KNOXVILLE, Tenn. — Tennessee football enters the final week of its spring drills looking to polish and put the finishing touch on what has been a productive session.
The Vols, like most other teams, have plenty of room for improvement — so now it soon will be a matter of which teams are more productive and diligent in their voluntary workouts in June and July.
Tennessee will need to do a better job with that, as well as in the weight room, than it did in the summer months a year ago to maintain its momentum.
For all the moaning and groaning in the fan base, the Vols are second only to Alabama in the SEC when it comes to most wins over the past 19 games (15).
Here are 5 observations from spring drills leading up to the annual Orange and White game this Saturday at Neyland Stadium:
1. New-look offense
Coach Butch Jones has said the base of his modified spread attack will remain the same, but we’ve seen more quarterbacks going under center taking snaps in drills, and more vertical routes than a season ago.
Of course, some of that may be experimentation with new offensive coordinator Larry Scott and quarterbacks coach Mike Canales now the brain center of the operation.
2. Injuries add up
The Vols opened spring drills missing 6-8 projected starters, either because of injuries suffered last season, or offseason surgeries.
A handful more of projected starters have been sidelined this spring, but none with injuries that are expected to prevent them from being ready for the Sept. 4 opener vs. Georgia Tech at Atlanta’s new Mercedes-Benz Stadium: SS Todd Kelly Jr. (ankle), RB John Kelly (ankle), CB Emmanuel Moseley (shoulder), DE Jonathan Kongbo (knee).
3. No green jerseys
Jones has applauded how the injured players have attended meetings and gone through the parts of practice they are capable of doing.
Several of the players out had offseason shoulder surgeries, but you still see them on the practice field running sprints or doing non-contact drills.
And you see them all wearing orange and white jerseys — the green jersey that was often abused last season, appears to be a thing of the past for some players, at least.
Shy Tuttle, John Kelly, Kahlil McKenzie and Darrin Kirkland Jr. were all spied without shoulder pads and skipping contact drills — but wearing the same orange or white colored jerseys worn by teammates.
4. QB control
The addition of Canales as QB coach has made a difference, as his instructions are loud and authoritative, and the QB group as a whole moves faster and with more purpose from one drill to the next.

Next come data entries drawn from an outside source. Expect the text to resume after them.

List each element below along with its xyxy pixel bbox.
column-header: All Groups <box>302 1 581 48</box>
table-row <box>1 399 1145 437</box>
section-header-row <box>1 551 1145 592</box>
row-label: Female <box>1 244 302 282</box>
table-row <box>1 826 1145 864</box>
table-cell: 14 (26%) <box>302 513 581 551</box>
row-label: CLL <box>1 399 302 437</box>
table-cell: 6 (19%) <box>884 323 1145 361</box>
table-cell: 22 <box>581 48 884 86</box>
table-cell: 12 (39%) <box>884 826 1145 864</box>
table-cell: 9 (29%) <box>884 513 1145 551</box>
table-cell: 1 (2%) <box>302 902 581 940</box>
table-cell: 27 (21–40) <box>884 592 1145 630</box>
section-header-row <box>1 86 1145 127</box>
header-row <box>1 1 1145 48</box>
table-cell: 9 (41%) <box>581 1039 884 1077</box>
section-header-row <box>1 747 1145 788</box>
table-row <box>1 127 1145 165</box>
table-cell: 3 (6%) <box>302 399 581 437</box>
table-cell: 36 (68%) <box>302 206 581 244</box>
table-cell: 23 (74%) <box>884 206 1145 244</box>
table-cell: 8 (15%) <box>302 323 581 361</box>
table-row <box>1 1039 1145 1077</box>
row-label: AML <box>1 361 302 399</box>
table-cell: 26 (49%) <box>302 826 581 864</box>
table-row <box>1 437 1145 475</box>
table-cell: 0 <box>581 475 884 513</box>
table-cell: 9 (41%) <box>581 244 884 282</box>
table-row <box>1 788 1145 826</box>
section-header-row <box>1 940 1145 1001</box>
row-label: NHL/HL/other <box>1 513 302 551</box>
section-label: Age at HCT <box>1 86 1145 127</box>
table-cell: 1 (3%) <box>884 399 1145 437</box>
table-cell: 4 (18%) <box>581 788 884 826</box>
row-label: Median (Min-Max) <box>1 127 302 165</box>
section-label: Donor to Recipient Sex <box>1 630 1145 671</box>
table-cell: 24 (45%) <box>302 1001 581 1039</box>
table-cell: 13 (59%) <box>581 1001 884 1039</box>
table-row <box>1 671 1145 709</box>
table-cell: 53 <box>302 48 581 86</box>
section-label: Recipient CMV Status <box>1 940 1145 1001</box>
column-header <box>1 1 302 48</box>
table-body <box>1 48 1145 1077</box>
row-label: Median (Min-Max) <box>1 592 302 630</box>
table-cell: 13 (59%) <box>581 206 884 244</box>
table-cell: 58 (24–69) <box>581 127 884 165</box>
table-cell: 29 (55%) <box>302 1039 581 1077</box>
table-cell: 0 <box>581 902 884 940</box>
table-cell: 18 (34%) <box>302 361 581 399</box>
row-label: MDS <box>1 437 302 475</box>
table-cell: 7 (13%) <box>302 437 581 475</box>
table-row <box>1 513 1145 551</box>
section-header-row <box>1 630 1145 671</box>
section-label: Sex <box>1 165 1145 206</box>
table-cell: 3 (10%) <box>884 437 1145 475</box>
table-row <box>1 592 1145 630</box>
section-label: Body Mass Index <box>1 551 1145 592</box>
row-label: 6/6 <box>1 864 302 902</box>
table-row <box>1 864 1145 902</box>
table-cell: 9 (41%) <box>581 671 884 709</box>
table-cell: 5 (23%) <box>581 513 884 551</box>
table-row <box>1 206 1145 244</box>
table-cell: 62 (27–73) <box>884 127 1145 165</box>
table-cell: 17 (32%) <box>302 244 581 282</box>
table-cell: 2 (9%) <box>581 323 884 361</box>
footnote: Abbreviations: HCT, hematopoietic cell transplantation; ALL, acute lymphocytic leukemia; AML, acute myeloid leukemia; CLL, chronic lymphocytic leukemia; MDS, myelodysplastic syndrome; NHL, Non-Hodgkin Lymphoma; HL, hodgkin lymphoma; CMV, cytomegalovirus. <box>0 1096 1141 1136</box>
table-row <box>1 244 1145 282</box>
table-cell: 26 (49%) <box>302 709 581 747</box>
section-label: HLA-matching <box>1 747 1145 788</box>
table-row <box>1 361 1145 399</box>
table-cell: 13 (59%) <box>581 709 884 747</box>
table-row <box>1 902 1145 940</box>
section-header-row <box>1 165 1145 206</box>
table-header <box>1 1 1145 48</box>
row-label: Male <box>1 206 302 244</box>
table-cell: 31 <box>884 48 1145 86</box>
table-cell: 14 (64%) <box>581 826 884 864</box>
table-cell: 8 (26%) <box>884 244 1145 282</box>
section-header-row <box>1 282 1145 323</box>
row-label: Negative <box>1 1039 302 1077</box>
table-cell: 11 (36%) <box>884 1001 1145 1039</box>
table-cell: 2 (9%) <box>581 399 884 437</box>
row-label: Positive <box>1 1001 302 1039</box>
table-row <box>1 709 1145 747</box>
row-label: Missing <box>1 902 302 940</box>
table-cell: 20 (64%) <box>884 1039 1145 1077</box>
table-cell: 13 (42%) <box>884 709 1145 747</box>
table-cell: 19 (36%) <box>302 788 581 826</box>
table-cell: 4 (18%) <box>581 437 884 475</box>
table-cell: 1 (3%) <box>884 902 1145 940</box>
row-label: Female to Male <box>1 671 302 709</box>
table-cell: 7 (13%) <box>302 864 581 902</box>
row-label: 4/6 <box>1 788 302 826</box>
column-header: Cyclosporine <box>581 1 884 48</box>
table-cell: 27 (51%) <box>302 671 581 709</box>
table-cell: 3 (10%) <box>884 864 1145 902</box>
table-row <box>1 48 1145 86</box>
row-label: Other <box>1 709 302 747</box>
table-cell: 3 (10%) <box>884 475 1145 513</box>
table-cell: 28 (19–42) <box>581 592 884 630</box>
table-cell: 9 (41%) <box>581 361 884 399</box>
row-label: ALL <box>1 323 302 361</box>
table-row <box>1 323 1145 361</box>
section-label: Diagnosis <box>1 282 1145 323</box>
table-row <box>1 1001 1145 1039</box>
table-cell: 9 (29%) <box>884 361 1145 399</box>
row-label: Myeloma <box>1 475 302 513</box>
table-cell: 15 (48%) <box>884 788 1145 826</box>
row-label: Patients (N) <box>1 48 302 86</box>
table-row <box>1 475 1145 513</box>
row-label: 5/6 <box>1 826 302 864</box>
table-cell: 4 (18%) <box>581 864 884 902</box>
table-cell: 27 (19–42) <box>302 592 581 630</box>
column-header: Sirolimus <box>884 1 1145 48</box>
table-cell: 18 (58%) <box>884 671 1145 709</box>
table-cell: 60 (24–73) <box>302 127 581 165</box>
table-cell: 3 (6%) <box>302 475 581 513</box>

Quinten Dormady goes through the drills first, followed by Jarrett Guarantano. Both quarterbacks have shown good footwork and accurate arms, but the portions of practice where there is live scrimmaging and on-the-fly adjustments have been closed.
Dormady, many insiders suggest, has managed the offense better and been more efficient in the scrimmage situations — as one would expect from a junior when compared to a redshirt freshman at this stage.
It’s almost cliche, but the fact is this Tennessee football team appears more united than a season ago. That’s likely a carryover from great improvement in the weight room under Rock Gullicksen’s direction.
The Vols don’t have the same margin for error they enjoyed a year ago — Josh Dobbs isn’t going to be there to bail out the team, nor will playmakers Alvin Kamara or Josh Malone.
New names and faces must emerge, and the team must be stronger and better drilled as a whole to compete for the SEC East Division title against what’s arguably the most difficult schedule in the league.